At a certain point in my lexer, I need to parse a number out of the input stream. Ideally, I’d be able to use the FromStr::<f64> machinery, which already has all the logic (including overflow detection!) already built.

Unfortunately, the current semantics of FromStr prevent this use case:

  • The entire input stream is considered to be consumed. Trailing characters are considered an error.
  • Even if trailing characters were not an error, the caller has no idea how much of the input was consumed on a successful parse.

To remedy this, I propose a more composable main trait method, and the existing behaviour can be maintained as a shim. There’s probably a better name than from_str_with_unread but I’ll leave that bikeshed for another time:

trait FromStr {
    fn from_str_with_unread<'a>(s: &'a str) -> Option<(Self, &'a str)>;
    
    fn from_str(s: &str) -> Option<Self> {
        FromStr::<Self>::from_str_with_unread(s).map(|(x, _)| x);
    }
}

The basic idea behind from_str_with_unread() is to return the unconsumed subslice of the string passed in, so the caller can use it to do further parsing. FromStrRadix would also be similarly modified.


#2

Some previous discussion:


#3

There was also rumblings about a generic From trait that would replace FromStr completely, but I think that’s fallen out of fashion now: http://discuss.rust-lang.org/t/pre-rfc-remove-fromerror-trait-add-from-trait/783/17


#4

Is the intention of FromStr to support a full parser, or just for quick and dirty itoa translations? If it’s the former, I think we should add a parsing library instead of doing this. If it’s the latter, what we have now is fine.


#5

@cgaebel I think the goal is to explicitly not support a full parser, those would be better served by rust-peg or other parser generators.

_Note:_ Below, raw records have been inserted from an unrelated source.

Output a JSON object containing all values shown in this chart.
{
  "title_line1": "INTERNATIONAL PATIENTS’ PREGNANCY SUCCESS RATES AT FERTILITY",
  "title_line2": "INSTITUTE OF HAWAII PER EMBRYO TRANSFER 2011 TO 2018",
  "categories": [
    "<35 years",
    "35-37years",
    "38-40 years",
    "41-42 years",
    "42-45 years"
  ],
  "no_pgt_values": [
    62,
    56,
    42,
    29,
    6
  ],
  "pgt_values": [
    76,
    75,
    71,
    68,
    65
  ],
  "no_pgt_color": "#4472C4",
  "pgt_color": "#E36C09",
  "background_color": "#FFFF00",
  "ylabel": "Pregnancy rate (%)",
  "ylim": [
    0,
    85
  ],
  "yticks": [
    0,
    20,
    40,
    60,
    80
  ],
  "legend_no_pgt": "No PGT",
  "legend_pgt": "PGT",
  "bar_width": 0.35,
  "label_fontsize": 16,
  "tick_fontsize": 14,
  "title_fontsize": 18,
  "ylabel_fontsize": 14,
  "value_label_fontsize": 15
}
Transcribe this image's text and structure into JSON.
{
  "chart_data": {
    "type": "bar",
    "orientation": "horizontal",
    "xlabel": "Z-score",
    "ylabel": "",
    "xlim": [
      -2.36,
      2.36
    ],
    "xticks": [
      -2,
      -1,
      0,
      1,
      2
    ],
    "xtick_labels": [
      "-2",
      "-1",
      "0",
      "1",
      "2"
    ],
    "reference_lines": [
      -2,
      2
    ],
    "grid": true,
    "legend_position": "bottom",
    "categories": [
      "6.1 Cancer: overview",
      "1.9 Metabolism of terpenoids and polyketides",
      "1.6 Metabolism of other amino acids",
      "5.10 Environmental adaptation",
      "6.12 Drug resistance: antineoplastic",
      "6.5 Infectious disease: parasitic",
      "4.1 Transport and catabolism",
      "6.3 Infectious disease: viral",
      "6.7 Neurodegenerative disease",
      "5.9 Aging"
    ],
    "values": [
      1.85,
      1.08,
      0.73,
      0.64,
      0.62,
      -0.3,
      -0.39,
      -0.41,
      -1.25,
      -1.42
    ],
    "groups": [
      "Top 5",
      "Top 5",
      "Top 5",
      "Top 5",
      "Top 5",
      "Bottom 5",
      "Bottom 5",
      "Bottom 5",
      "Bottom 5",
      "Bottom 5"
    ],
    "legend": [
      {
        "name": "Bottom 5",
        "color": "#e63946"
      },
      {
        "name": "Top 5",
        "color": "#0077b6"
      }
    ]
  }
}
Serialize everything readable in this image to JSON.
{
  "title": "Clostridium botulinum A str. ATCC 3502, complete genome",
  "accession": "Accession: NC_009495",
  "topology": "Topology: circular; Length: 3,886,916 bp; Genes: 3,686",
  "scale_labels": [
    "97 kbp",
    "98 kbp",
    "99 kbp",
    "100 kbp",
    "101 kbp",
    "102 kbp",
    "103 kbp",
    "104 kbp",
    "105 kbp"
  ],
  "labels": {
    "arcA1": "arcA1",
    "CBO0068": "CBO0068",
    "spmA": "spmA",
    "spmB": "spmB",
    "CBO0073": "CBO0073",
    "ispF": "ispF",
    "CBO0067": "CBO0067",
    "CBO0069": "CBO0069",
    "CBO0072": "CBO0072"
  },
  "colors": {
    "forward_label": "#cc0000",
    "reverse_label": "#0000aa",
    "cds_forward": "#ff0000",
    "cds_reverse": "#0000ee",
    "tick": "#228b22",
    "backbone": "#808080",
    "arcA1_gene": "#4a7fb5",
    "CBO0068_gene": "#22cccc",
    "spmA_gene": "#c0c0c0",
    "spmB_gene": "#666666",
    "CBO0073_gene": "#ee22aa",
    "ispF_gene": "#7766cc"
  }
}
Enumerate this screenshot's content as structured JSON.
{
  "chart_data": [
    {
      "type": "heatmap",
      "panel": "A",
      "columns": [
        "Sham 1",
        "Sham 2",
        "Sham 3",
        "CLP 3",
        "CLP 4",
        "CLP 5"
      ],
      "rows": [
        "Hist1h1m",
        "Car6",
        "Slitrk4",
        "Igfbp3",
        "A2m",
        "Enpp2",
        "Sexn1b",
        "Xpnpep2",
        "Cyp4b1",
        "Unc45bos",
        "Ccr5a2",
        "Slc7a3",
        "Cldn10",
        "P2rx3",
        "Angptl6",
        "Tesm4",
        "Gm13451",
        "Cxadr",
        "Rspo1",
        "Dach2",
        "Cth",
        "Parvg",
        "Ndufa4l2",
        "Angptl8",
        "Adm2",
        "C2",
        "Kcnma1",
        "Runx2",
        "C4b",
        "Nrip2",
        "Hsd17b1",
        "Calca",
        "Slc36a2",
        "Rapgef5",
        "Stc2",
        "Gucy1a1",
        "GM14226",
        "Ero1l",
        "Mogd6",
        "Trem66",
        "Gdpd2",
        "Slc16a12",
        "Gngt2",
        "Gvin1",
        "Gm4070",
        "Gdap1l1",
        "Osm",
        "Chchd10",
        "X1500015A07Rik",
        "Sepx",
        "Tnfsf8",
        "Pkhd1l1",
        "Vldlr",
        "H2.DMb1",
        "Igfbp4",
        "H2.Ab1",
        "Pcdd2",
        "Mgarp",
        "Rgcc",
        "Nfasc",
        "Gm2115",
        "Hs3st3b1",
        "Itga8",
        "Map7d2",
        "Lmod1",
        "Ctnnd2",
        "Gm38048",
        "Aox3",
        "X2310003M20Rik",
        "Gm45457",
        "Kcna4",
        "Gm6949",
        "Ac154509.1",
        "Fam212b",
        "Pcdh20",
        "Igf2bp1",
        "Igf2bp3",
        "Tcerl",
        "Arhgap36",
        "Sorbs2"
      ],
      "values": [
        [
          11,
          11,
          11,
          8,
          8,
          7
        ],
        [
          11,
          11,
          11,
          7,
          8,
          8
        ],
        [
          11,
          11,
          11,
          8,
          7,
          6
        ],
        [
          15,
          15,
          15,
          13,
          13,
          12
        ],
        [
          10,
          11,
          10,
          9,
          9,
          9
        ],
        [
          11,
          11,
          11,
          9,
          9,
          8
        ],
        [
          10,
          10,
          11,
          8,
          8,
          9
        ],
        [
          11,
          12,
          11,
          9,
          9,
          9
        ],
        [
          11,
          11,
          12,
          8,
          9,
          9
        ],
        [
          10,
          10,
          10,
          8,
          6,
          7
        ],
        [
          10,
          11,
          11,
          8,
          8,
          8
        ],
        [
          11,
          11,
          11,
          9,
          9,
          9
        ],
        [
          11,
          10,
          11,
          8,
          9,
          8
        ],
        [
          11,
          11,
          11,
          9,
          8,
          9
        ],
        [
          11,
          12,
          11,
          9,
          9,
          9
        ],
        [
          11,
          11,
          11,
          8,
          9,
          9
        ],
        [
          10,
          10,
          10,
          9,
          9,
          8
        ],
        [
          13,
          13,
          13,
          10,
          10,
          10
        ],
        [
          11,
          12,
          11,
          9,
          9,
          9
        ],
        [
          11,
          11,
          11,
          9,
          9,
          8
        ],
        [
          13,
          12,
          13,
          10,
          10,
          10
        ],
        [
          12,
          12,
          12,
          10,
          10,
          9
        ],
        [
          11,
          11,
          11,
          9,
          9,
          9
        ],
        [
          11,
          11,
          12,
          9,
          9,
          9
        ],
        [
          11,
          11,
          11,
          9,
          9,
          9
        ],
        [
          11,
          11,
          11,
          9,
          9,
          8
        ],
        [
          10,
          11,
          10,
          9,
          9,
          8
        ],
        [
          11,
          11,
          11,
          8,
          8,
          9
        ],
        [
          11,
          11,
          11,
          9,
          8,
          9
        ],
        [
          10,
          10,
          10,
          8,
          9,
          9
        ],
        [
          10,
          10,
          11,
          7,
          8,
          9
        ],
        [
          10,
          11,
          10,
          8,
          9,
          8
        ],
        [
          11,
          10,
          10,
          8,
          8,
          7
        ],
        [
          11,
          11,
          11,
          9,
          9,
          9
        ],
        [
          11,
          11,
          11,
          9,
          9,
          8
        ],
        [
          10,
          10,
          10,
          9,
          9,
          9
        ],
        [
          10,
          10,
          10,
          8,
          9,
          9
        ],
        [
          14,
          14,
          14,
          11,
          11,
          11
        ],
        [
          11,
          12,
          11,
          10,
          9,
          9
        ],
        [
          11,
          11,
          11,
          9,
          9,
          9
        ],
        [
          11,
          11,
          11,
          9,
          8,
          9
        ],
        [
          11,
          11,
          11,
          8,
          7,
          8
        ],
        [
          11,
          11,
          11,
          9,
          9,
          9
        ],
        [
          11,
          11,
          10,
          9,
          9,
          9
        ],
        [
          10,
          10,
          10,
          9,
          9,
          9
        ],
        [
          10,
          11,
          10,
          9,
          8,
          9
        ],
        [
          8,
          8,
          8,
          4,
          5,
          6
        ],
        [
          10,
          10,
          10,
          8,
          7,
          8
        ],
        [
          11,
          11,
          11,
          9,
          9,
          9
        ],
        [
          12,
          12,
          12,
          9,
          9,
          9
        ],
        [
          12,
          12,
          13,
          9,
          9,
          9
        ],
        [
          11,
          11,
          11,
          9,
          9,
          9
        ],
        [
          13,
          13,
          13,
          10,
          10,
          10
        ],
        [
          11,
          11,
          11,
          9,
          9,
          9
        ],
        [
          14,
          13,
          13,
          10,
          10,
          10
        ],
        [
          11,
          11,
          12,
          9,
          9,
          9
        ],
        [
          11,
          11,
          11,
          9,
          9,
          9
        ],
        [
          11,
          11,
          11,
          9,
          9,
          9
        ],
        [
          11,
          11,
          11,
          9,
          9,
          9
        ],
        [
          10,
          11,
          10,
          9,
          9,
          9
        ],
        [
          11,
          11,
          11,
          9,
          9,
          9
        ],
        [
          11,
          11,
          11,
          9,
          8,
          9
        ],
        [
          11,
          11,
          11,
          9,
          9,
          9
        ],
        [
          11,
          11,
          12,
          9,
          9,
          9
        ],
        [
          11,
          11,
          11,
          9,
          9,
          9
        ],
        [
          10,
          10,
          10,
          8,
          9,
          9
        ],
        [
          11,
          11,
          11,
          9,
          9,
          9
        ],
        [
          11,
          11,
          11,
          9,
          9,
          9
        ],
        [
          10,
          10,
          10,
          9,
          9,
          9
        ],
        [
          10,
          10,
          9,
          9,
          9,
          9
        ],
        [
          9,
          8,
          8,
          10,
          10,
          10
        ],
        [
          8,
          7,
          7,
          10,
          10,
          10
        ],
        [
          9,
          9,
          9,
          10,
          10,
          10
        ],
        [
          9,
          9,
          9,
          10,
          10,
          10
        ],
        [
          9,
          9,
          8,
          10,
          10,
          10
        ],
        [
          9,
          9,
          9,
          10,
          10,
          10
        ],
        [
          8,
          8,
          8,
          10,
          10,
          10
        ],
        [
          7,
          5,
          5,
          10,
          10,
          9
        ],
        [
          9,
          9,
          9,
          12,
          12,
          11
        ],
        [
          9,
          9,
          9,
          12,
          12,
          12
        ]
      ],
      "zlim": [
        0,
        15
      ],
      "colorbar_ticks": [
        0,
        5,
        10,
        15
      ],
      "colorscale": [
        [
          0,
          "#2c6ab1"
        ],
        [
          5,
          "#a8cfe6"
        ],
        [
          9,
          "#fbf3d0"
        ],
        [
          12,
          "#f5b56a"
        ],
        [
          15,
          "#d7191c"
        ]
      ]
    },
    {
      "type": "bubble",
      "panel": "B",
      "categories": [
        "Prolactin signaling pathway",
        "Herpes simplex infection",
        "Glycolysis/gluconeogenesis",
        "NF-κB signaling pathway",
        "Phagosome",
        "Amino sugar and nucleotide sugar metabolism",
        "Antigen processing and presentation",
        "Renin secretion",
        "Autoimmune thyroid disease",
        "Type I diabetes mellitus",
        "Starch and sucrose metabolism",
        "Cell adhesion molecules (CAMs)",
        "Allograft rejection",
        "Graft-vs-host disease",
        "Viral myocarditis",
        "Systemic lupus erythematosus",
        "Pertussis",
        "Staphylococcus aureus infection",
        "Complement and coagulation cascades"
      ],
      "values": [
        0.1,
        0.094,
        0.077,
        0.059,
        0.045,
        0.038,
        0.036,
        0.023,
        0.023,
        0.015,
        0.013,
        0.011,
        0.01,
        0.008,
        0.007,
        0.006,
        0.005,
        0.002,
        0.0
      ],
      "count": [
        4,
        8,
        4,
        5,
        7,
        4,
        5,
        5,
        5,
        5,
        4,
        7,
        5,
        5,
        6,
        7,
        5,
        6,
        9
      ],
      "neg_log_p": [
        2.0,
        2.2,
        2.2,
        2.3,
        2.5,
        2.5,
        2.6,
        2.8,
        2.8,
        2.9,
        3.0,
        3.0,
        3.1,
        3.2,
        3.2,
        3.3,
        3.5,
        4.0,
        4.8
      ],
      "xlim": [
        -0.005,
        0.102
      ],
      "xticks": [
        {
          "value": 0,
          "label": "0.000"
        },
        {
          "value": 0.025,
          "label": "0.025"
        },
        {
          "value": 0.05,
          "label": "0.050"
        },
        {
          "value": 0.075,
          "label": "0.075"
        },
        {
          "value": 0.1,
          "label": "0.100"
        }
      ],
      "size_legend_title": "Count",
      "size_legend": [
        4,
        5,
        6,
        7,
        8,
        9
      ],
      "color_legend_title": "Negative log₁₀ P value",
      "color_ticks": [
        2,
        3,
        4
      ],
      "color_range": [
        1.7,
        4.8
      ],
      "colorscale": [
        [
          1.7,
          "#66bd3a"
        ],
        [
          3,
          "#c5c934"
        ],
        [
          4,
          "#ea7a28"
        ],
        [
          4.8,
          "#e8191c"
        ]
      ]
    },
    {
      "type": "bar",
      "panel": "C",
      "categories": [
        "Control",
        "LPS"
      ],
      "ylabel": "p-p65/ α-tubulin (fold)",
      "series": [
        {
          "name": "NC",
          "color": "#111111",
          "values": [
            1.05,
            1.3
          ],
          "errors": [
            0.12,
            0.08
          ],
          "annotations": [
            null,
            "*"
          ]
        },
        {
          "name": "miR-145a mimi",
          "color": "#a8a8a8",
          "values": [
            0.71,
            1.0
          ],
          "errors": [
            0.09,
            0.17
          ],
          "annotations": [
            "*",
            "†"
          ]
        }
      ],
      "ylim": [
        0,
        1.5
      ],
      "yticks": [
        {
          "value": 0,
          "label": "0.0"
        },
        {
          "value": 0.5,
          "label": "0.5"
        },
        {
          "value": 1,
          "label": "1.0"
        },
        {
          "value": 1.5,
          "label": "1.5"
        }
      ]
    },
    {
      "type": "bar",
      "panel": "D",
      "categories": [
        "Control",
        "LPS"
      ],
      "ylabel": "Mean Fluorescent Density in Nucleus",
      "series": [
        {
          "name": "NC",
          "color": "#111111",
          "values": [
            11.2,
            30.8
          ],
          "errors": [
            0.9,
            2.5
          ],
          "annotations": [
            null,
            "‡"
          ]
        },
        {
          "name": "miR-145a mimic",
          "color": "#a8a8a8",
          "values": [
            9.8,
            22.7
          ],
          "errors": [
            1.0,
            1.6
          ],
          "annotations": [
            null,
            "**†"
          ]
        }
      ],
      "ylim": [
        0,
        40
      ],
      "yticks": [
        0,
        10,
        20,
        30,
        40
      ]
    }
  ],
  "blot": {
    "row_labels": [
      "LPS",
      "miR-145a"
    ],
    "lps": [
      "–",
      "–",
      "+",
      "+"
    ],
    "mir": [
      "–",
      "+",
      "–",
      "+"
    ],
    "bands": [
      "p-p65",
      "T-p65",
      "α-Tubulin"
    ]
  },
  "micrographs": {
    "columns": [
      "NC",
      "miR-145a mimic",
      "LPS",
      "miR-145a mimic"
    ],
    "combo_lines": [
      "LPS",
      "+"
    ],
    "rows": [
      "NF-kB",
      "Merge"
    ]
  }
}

A more apt comparison would be strtod() instead of itoa(). It even follows a similar API, allowing the caller to pass in an optional char ** that will be updated to point to the first unconsumed character.

As it stands the current semantics simply don’t give the caller enough power. On #16176, mahkoh says “There are several places in the stdlib that already roll their own parsers because of this.” (though I haven’t independently verified this)

For floating point conversions in particular, hand rolling your own parser is both difficult and perilous. Take a look at the Bugs in strtod() section on this page, especially this PHP bug that sends the parser into an infinite loop because of errors in its string to floating point conversion.


#6

What about a library function that FromStr just uses in its implementation that is also publicly available?

fn parse_float<I: Iterator<u8>>(s: I) -> Option<(f64, uint)>

which returns an optional “parsed float + bytes consumed”. Alternative, higher level abstractions can be implemented on top of this pretty easily.


#7

What about a library function that FromStr just uses in its implementation that is also publicly available?

Right, so this works for the f64 case, and perhaps also for the f32 case. But then there’s also no equivalent to strtol() and strtoul() for integers. While integers are easier to do parsing for, checking overflow is still not trivial, and definitely not something I want to hand roll every time.

Providing functions for generic arguments based on a destination type is the exact use case for traits. Given that the existing behaviour can very easily be maintained and doesn’t exactly impose a higher implementation burden, I would be more in favour of changing the FromStr trait than providing specialized free functions.